Here are pics at 22 days post-op. It doesn't look like they have dropped or fluffed much yet! I started working out again yesterday. I did an upper body workout and used little baby 3-lb. weights. I can't bring myself to do a push-up. I just feel too fragile through my breast area still. I tried to do a pec fly this morning and felt the same way -- just too unstable across the chest. I am going to wait to work up to chest exercises. I do feel safe and steady when I do a plank, and bench press with the 3-lbs feels ok. Anyone else have the experience of feeling shaky when doing their chest exercises again? At my 1-week post-op visit, the PS almost made massage sound optional, so I haven't been really going full tilt with that. Maybe I should be more dedicated to it I do massage a couple times a day but only for about a minute or so. Still loving my new look. I wear only sports bras so far, nothing cute, lol. But they are comfortable! This week Target has the Champion seamless sports bra for only $12. It's pretty comfortable for me; I bought the Medium.
Now that I am 4 months post-op, it seems like my...
18 Feb 2013
4 months post
Now that I am 4 months post-op, it seems like my BA surgery was a long time ago! I still love them. I am still glad I went with the size I did, although initially I wish I'd have gone bigger. But now I'm happy that they are modest and more covert, shall we say! My biggest -- and maybe my only complaint -- is that my doctor suggested I no longer weight lift heavy weights for the pectorals. I have to agree with him: When I flex my pectorals, I don't as much like the shape of my breasts, with unnatural fullness at the upper poles, and I also don't like the hard feel. Overall, I would say that that is the one thing maybe I wish about implants: that they had a more squishy, soft, natural feel and a bit more sag like real breasts. As my doctor said, they will be "forever perky." I can think of worse life sentences, so I am not complaining. But that is one thing I would change if I could. The thing I love most about them is: Dressing them up with some cute, see-through lace bras, something I didn't do pre-BA. That is great fun and looks great! I love wearing little nothing bras with no padding, and I don't know that I will ever wear a padded bra again! Sex-wise, they haven't enhanced as much as I thought they might, but that might be different for other women who get to be with someone who didn't see them pre-BA. Just a thought. I do also feel more confident just overall, which is a great feeling, and something you just can't put a price on. So overall, LOVE them!
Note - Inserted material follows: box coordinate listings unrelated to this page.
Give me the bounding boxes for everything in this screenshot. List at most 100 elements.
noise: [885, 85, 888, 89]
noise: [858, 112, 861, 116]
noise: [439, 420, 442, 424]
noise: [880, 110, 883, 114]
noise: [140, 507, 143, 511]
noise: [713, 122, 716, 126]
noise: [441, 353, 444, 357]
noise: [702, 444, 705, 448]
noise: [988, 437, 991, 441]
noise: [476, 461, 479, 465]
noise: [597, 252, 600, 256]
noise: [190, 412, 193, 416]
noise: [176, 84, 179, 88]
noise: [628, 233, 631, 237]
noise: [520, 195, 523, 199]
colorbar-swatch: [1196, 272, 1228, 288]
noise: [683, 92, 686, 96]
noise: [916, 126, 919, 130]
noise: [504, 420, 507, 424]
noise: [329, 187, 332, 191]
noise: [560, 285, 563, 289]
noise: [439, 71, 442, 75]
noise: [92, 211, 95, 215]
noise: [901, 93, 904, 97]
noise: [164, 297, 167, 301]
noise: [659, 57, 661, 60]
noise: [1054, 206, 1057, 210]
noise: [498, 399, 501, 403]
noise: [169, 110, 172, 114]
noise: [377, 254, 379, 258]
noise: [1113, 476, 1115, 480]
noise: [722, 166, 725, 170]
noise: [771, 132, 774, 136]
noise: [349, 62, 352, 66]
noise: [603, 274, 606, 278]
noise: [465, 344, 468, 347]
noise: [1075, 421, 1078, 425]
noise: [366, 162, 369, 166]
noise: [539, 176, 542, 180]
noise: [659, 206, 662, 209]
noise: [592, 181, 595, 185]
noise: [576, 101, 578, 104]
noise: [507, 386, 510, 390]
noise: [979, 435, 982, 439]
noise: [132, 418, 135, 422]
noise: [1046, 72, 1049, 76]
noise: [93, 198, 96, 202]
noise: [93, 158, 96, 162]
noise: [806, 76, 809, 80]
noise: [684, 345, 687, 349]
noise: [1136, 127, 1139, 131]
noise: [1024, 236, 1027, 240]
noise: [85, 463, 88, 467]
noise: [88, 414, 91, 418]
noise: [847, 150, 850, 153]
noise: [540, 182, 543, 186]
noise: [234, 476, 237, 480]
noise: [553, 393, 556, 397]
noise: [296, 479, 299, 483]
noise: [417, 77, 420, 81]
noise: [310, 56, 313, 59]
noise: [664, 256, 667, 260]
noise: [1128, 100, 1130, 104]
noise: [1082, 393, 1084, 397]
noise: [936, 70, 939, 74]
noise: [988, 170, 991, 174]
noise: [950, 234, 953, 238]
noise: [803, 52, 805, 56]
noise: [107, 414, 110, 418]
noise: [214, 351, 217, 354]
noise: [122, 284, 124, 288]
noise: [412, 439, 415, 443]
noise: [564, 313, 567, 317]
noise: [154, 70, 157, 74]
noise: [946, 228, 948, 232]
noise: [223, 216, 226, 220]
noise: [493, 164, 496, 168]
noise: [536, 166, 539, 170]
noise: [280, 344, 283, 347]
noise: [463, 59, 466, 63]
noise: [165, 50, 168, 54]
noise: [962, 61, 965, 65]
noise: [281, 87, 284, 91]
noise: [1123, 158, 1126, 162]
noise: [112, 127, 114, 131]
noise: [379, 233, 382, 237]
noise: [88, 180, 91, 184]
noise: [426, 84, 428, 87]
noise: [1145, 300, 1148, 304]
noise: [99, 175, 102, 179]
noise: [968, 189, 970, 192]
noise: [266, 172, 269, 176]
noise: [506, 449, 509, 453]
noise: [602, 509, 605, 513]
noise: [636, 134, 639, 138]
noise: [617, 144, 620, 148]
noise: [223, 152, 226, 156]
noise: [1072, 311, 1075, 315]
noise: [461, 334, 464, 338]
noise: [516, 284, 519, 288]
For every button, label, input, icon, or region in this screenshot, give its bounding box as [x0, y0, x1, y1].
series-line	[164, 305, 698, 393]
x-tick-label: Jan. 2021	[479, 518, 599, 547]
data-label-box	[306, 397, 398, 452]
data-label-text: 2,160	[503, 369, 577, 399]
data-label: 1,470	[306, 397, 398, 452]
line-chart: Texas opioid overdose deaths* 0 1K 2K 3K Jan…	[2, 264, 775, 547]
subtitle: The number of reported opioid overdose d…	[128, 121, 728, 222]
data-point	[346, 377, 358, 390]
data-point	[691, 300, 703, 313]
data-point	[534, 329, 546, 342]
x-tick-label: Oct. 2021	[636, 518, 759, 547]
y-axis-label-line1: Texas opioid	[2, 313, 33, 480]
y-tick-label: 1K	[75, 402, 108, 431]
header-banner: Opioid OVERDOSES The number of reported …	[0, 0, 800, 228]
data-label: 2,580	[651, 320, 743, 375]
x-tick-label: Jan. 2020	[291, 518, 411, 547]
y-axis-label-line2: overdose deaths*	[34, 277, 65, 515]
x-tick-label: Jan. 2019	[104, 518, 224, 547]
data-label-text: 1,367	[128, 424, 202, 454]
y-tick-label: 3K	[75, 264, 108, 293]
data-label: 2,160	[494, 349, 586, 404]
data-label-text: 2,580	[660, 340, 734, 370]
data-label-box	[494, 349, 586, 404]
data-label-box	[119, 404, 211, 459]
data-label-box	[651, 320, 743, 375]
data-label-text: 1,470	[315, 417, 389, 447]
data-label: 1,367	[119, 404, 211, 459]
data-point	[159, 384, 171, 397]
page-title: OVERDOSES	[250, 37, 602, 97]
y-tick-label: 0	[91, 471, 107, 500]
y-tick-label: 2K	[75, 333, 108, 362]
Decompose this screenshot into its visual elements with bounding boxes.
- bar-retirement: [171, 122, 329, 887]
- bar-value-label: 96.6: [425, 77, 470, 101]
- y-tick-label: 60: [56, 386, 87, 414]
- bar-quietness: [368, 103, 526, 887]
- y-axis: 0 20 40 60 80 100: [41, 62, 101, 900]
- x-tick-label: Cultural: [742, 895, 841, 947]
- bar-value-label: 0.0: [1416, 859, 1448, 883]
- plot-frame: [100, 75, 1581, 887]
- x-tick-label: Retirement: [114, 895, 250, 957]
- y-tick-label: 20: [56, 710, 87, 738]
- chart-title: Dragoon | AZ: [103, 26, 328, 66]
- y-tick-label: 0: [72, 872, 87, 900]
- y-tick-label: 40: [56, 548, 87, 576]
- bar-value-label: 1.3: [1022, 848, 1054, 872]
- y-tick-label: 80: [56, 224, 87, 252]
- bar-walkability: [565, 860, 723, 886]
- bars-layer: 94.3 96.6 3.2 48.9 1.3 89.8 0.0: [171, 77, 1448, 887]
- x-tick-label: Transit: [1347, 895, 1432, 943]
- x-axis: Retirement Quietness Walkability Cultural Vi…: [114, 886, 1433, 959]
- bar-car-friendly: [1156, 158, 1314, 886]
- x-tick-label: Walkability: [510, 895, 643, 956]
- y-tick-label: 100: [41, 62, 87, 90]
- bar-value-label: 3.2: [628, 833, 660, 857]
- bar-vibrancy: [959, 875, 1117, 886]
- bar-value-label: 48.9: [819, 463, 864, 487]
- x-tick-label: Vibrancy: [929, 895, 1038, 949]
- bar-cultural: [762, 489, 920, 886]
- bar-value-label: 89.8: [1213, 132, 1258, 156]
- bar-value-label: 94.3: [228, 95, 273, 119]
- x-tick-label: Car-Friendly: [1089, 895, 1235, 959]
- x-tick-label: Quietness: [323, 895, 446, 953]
I would love to hear some feedback from anyone who has any thoughts about the weight-lifting or anything I have mentioned. I still lift and do chest presses, flies, etc., but with much lighter weights, about one-third the weight I used pre-op.
3.5 Years After My Breast Augmentation
It has been almost 3 1/2 years since my breast augmentation. My, how time flies. I am posting mainly to help women look for a surgeon with enough attention to detail, so that what happened to me won't happen to anyone else. My surgeon, Mark McClung of Leawood, Kansas, performed my BA. When making the pocket into which the implants settle, he didn't make my left one low enough so it has, and always will, ride a bit higher and look a bit misshapen (see photos). He had 3 surgeries that morning, and I was his last. Frankly, I wonder if that was a bit too much for him, because when I came out of surgery, the post-op nurse said that mine went better than the other two!
This is a surgeon with lots of experience, so there is really no excuse for my sub-par results. I decided upon him from a large selection of PS names in our area, because he was recommended by someone who works for the office, although she had not had a BA done by him. My take-home lesson from all this is this: If someone works for a PS, DO NOT accept their vouch for him/her. They have a vested interest in bringing business to the office in a rather competitive field. It was between him and another PS, and how I wish now I had chosen the other PS. I don't regret the surgery, but I do regret my choice of surgeons.